Poverty is, by and large, not a pretty sight. The man currently living on the corner of Northeast Studio Road and Northeast Fourth Street in Bend certainly doesn’t appear to be living a particularly noble life, huddled as he is in a heap of ragged dirty blankets with his possessions in a nearby shopping cart.

I see him — or his “home” — just about daily, and I worry. He lives, literally, so close to the curb that he could be hit and killed if a car took the corner too sharply.

By now he must be cold at night. I don’t know if he has enough to eat or if he ever gets a shower and something clean to wear. Nor does he appear to be a young man. His hair is white, as is his beard.

There are services in the community available to this man, of course, but he either is unaware of them or chooses not to take advantage of them. I’m guessing he’s what officials call chronically homeless. Poor mental health plays a large role in many of those lives.

Contrast this nameless man with any of the children in Margaret Sidney’s “The Five Little Peppers and How They Grew,” a children’s novel first published in 1881.

This first of a series of tales about a poor-but-happy family is Victorian to its core. The children (oldest to youngest), Ben, Polly, Joel, Davie and Phronsie (Sophronia), range in age from 11 to about 4. They’ve never been to school, though the older two can read, and Ben and Polly both help keep the family together.

Ben does so by working, cheerfully, outdoors chopping wood and doing other manual labor. Polly both acts as housekeeper for her seamstress mother, Mamsie, and by helping with the piecework a local shop owner gives Mamsie to work on.

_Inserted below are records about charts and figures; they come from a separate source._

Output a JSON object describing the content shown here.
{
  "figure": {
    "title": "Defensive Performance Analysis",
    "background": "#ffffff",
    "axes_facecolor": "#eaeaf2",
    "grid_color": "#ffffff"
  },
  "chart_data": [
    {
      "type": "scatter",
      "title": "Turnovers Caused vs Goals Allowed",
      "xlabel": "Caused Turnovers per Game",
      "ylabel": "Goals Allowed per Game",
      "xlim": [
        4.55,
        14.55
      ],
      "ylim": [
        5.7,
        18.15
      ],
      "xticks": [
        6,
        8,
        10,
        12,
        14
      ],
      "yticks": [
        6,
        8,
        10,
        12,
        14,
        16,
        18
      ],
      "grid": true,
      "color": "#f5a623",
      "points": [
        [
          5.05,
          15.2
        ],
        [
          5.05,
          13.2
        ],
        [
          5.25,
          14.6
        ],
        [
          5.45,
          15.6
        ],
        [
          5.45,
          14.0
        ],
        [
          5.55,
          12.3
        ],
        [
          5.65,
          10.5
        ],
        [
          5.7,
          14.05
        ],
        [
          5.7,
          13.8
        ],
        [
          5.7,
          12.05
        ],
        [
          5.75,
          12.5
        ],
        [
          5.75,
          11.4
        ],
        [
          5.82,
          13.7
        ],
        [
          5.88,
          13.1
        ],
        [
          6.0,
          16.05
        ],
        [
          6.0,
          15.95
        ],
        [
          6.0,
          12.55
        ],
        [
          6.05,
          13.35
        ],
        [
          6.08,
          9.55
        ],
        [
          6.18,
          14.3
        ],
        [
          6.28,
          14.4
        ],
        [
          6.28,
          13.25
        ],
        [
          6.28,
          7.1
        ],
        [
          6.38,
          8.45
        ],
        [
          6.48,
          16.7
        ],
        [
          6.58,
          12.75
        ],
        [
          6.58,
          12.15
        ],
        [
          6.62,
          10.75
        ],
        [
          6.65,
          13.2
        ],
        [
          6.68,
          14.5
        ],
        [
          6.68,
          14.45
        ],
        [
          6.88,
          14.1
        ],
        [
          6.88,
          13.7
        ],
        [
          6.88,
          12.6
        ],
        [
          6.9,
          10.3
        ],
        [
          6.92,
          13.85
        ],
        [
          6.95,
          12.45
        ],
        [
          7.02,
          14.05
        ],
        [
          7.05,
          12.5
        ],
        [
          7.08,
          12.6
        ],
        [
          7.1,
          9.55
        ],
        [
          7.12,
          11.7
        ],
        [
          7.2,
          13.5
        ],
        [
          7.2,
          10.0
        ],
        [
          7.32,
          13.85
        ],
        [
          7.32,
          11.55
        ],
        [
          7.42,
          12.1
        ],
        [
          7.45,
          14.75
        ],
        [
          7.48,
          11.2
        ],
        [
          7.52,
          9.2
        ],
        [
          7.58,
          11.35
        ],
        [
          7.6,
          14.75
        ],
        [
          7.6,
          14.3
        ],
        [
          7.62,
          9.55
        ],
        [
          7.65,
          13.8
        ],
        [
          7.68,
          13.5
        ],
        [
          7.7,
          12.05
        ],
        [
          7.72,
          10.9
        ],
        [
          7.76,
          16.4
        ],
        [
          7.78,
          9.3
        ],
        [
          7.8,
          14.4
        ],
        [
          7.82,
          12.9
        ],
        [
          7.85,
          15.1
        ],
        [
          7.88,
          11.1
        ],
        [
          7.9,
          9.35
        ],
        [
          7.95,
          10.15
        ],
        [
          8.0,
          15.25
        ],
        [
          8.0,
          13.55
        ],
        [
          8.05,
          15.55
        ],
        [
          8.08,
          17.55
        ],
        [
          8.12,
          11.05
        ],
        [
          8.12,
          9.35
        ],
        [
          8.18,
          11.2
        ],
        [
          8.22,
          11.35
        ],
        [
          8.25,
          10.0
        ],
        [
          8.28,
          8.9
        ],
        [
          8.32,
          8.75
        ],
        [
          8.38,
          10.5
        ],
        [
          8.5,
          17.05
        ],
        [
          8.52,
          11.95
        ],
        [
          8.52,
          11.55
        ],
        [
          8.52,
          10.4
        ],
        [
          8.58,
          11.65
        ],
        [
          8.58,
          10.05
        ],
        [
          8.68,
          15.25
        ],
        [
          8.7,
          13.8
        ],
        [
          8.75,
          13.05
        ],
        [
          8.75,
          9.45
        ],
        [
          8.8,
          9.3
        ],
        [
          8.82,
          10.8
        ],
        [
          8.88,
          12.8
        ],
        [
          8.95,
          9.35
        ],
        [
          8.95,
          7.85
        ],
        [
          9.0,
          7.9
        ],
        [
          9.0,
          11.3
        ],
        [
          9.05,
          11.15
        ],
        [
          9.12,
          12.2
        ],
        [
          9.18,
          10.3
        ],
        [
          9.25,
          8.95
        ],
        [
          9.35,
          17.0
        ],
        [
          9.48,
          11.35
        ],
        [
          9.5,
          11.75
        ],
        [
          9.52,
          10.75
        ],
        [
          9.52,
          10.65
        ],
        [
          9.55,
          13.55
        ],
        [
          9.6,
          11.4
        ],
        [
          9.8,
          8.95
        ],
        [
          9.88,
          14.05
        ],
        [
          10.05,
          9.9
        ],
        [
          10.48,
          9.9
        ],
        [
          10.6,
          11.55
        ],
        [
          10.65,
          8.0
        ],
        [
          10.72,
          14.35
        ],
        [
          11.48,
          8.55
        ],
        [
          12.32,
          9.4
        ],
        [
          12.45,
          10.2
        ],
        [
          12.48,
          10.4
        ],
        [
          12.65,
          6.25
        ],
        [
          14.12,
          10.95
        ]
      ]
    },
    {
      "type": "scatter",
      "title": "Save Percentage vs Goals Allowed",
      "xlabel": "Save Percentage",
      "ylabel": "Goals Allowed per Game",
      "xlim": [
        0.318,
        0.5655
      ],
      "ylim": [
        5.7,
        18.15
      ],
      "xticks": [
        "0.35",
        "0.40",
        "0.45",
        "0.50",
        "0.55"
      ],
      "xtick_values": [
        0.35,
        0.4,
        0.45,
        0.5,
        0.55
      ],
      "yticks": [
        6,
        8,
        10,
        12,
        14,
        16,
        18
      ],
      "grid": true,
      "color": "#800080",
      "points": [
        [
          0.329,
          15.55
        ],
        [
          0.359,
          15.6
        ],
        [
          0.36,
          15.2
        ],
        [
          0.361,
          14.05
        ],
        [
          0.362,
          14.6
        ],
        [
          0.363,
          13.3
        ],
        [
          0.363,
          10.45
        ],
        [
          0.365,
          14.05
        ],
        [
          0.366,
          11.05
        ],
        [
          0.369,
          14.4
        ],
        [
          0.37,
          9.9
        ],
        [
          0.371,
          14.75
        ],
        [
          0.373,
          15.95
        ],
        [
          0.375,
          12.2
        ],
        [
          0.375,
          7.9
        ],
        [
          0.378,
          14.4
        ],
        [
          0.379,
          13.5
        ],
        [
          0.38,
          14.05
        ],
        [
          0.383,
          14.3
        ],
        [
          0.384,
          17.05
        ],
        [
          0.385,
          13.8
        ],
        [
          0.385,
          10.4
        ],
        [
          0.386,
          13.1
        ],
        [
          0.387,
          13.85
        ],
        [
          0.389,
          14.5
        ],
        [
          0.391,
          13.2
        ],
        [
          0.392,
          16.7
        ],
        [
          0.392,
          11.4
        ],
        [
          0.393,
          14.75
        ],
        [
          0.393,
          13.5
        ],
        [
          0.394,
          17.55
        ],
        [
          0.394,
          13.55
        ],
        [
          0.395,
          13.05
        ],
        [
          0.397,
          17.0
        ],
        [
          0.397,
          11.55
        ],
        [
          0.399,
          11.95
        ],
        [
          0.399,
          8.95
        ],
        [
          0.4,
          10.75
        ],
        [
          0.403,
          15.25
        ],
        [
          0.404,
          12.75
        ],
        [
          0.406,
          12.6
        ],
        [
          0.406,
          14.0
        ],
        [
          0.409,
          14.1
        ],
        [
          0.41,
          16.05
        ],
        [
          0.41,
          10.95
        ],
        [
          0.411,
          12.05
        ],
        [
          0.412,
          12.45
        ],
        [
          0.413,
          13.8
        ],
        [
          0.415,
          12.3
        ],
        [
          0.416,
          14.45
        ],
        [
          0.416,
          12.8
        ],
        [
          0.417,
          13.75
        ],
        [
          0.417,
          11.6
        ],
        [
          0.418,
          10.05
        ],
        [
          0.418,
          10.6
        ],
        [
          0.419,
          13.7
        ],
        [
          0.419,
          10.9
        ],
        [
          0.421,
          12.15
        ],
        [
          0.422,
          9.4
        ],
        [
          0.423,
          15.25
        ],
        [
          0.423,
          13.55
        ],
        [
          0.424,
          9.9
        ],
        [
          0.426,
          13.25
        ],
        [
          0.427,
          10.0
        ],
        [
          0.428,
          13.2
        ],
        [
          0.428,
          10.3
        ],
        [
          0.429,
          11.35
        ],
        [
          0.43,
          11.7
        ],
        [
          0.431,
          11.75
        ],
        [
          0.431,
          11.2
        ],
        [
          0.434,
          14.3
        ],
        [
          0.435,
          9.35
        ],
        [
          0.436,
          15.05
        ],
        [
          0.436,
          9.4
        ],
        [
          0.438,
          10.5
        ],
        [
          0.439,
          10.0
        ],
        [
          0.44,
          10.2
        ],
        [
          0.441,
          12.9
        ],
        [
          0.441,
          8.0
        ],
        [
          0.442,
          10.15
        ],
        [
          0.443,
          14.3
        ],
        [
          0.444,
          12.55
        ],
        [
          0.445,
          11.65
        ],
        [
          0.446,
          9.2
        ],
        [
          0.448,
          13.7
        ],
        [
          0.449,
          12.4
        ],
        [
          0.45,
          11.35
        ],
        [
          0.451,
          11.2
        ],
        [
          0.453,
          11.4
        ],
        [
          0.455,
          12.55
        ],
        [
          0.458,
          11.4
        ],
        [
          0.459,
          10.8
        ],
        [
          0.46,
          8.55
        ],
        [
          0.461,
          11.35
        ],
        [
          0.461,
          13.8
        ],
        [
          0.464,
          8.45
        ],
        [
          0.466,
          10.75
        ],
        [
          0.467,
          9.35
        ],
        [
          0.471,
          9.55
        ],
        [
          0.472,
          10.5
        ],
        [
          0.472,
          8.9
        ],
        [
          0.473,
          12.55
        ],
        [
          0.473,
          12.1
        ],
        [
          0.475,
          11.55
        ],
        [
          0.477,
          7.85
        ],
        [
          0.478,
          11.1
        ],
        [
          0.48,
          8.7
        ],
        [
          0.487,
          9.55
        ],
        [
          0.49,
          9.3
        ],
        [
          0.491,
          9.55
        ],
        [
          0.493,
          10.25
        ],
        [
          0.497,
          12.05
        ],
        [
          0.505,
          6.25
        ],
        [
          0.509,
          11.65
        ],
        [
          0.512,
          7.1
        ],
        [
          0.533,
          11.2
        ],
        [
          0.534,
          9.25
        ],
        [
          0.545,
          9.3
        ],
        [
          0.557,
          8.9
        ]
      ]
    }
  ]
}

Mamsie herself is a widow, a woman who longs for enough money to send her children to school. She is perpetually gentle and good humored and somehow she has persuaded her family that abject poverty is fun. When the book opens, the family has never celebrated either Christmas or Thanksgiving; the woodstove is so old it has a hole in it that must be stuffed if the oven is to heat, and the family’s diet centers on potatoes.

Moreover, while the Pepper children know they’re poor, they don’t seem to mind much. Perhaps that’s because someone is always there to take away the roughest edges of it.

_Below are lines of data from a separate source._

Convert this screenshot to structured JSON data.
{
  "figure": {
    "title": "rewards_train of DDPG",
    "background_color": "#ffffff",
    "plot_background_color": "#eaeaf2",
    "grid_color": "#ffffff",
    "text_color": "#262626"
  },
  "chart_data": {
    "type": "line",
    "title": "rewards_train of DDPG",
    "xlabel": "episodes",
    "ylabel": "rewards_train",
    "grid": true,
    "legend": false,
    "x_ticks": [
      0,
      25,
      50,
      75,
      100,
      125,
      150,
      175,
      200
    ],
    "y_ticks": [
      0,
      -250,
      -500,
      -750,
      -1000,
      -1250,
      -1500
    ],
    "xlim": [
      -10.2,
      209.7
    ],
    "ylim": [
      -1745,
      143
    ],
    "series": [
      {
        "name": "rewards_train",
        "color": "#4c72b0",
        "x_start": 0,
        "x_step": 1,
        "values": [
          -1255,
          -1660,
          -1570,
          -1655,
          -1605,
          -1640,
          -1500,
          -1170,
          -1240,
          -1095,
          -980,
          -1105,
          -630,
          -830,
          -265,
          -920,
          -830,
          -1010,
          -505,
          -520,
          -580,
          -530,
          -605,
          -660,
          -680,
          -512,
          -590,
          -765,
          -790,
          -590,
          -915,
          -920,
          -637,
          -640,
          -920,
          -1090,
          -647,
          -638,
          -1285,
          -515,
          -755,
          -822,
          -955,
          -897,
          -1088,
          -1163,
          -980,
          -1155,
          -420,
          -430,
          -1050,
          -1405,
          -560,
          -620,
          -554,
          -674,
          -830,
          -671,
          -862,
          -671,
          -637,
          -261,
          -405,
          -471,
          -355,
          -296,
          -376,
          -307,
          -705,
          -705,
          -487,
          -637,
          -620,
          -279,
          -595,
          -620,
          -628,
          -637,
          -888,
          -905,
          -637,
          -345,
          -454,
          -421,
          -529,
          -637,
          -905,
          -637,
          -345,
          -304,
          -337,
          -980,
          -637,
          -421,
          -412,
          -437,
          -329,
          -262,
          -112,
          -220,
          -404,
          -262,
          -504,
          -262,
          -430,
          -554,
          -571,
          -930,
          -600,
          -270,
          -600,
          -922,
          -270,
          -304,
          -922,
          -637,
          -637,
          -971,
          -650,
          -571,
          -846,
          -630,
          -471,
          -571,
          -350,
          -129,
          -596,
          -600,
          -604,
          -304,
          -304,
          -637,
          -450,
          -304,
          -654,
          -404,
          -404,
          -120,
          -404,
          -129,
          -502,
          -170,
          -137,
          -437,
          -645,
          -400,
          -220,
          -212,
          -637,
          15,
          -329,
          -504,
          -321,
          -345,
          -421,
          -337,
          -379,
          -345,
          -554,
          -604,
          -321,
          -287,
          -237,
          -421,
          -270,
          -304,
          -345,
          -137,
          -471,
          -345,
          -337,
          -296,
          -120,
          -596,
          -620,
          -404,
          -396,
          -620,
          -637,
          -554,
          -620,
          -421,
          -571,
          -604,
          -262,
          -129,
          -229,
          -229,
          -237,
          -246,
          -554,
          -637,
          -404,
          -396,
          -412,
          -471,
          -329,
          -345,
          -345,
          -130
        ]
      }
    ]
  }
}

Thus a kindly doctor replaces the wretched old stove when Polly is ill with measles, a disease that left her eyes bandaged for weeks. A neighbor lady donates raisins just in time to dress up a whole-wheat, eggless birthday cake Polly whips up for Mamsie. And the King family, Jasper his father and the family dog, finally lifts the entire Pepper clan out of their little brown house into a much larger one, where the children achieve not just middle class, but something better than that.

I loved the Five Little Peppers as a kid, as I was meant to do. If this was poverty, I was all for it. It didn’t occur to me that the children were almost impossibly happy in the face of adversity, that Mamsie was, no doubt a saint, and that in the real world, a family like the Kings was, even then, highly unlike to step in as saviors.

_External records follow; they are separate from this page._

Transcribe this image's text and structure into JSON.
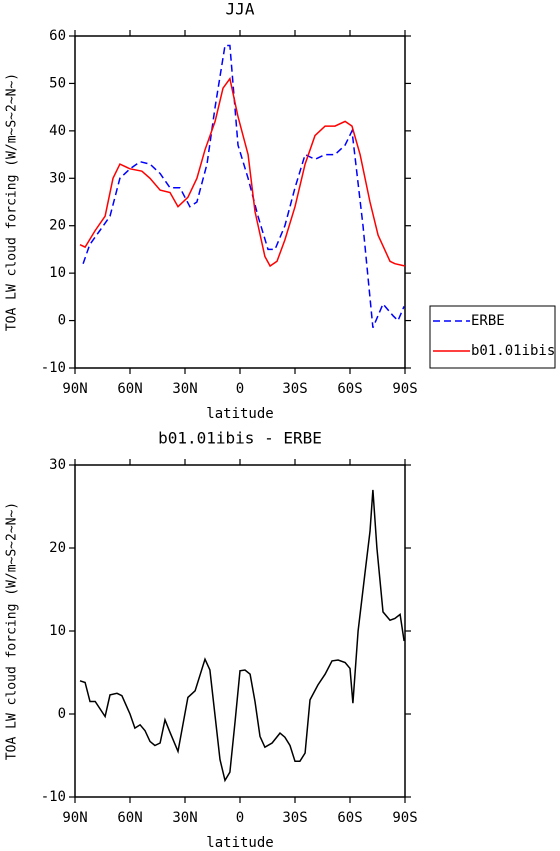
{
  "chart_data": [
    {
      "type": "line",
      "title": "JJA",
      "xlabel": "latitude",
      "ylabel": "TOA LW cloud forcing (W/m~S~2~N~)",
      "xlim": [
        90,
        -90
      ],
      "ylim": [
        -10,
        60
      ],
      "xticks": [
        {
          "value": 90,
          "label": "90N"
        },
        {
          "value": 60,
          "label": "60N"
        },
        {
          "value": 30,
          "label": "30N"
        },
        0,
        {
          "value": -30,
          "label": "30S"
        },
        {
          "value": -60,
          "label": "60S"
        },
        {
          "value": -90,
          "label": "90S"
        }
      ],
      "yticks": [
        -10,
        0,
        10,
        20,
        30,
        40,
        50,
        60
      ],
      "legend": "right",
      "series": [
        {
          "name": "ERBE",
          "color": "#0000ff",
          "dash": "dashed",
          "x": [
            85.6,
            82,
            76.4,
            70.9,
            65.5,
            60,
            54.5,
            49.1,
            43.6,
            38.2,
            32.7,
            27.3,
            23.5,
            18,
            13.6,
            8.2,
            5.5,
            1.1,
            -4.4,
            -9.8,
            -15.3,
            -19.1,
            -24.5,
            -30,
            -35.5,
            -40.9,
            -46.4,
            -51.8,
            -57.3,
            -61.1,
            -67.1,
            -72.5,
            -78,
            -83.5,
            -86.2,
            -89.5
          ],
          "values": [
            12,
            16,
            19,
            22,
            30,
            32,
            33.5,
            33,
            31,
            28,
            28,
            24,
            25,
            33,
            45,
            58,
            58,
            37,
            30,
            22,
            15,
            15,
            20,
            28,
            35,
            34,
            35,
            35,
            37,
            40,
            20,
            -1.5,
            3.5,
            1,
            0,
            3
          ]
        },
        {
          "name": "b01.01ibis",
          "color": "#ff0000",
          "dash": "solid",
          "x": [
            87.3,
            84.5,
            79,
            73.6,
            69.3,
            65.5,
            60,
            53.5,
            49.1,
            43.6,
            38.2,
            33.8,
            28.4,
            23.5,
            19.1,
            13.6,
            9.3,
            5.5,
            1.1,
            -4.4,
            -8.2,
            -13.6,
            -16.4,
            -20.2,
            -24.5,
            -30,
            -35.5,
            -40.9,
            -46.4,
            -51.8,
            -57.3,
            -61.1,
            -65.5,
            -70.9,
            -75.3,
            -81.8,
            -84.5,
            -90
          ],
          "values": [
            16,
            15.5,
            19,
            22,
            30,
            33,
            32,
            31.5,
            30,
            27.5,
            27,
            24,
            26,
            30,
            36,
            42,
            49,
            51,
            43,
            35,
            23,
            13.5,
            11.5,
            12.5,
            17,
            24,
            33,
            39,
            41,
            41,
            42,
            41,
            35,
            25,
            18,
            12.5,
            12,
            11.5
          ]
        }
      ]
    },
    {
      "type": "line",
      "title": "b01.01ibis - ERBE",
      "xlabel": "latitude",
      "ylabel": "TOA LW cloud forcing (W/m~S~2~N~)",
      "xlim": [
        90,
        -90
      ],
      "ylim": [
        -10,
        30
      ],
      "xticks": [
        {
          "value": 90,
          "label": "90N"
        },
        {
          "value": 60,
          "label": "60N"
        },
        {
          "value": 30,
          "label": "30N"
        },
        0,
        {
          "value": -30,
          "label": "30S"
        },
        {
          "value": -60,
          "label": "60S"
        },
        {
          "value": -90,
          "label": "90S"
        }
      ],
      "yticks": [
        -10,
        0,
        10,
        20,
        30
      ],
      "series": [
        {
          "color": "#000000",
          "dash": "solid",
          "x": [
            87.3,
            84.5,
            81.8,
            79,
            73.6,
            70.9,
            67.1,
            64.4,
            60,
            57.3,
            54.5,
            51.8,
            49.1,
            46.4,
            43.6,
            40.9,
            38.2,
            33.8,
            28.4,
            24.5,
            19.1,
            16.4,
            10.9,
            8.2,
            5.5,
            2.7,
            0,
            -2.7,
            -5.5,
            -8.2,
            -10.9,
            -13.6,
            -17.5,
            -21.8,
            -24.5,
            -27.3,
            -30,
            -32.7,
            -35.5,
            -38.2,
            -42.5,
            -46.4,
            -50.2,
            -53.5,
            -57.3,
            -60,
            -61.6,
            -64.4,
            -68.2,
            -70.9,
            -72.5,
            -74.7,
            -78,
            -81.8,
            -84.5,
            -87.3,
            -89.5
          ],
          "values": [
            4,
            3.8,
            1.5,
            1.5,
            -0.3,
            2.3,
            2.5,
            2.2,
            0,
            -1.7,
            -1.3,
            -2,
            -3.3,
            -3.8,
            -3.5,
            -0.7,
            -2.2,
            -4.5,
            2,
            2.8,
            6.6,
            5.3,
            -5.5,
            -8,
            -7,
            -1,
            5.2,
            5.3,
            4.8,
            1.5,
            -2.7,
            -4,
            -3.5,
            -2.3,
            -2.8,
            -3.8,
            -5.7,
            -5.7,
            -4.7,
            1.7,
            3.5,
            4.8,
            6.4,
            6.5,
            6.2,
            5.5,
            1.3,
            10,
            17,
            22,
            27,
            20,
            12.3,
            11.3,
            11.5,
            12,
            8.8
          ]
        }
      ]
    }
  ]
}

For too many Americans who are poor today, neither the life of the homeless man in Bend nor those of the Peppers, bears any resemblance to reality.

Many of today’s poor, statistics tell us, may not be genuinely hungry, but too many are “food insecure” — they cannot assure they will have enough to eat from one month to the next. Too many are children, and too many are homeless. There are services available and for most, and school, complete with hot, balanced meals, is part of the daily routine.

I don’t see much modern literature glorifying poverty as Five Little Pepper books do, and that’s no doubt good. Most of America’s poor may not be in the dire shape of the man on Northeast Fourth Street, but their lives are far from those of the poor but noble Peppers, holey stove and all.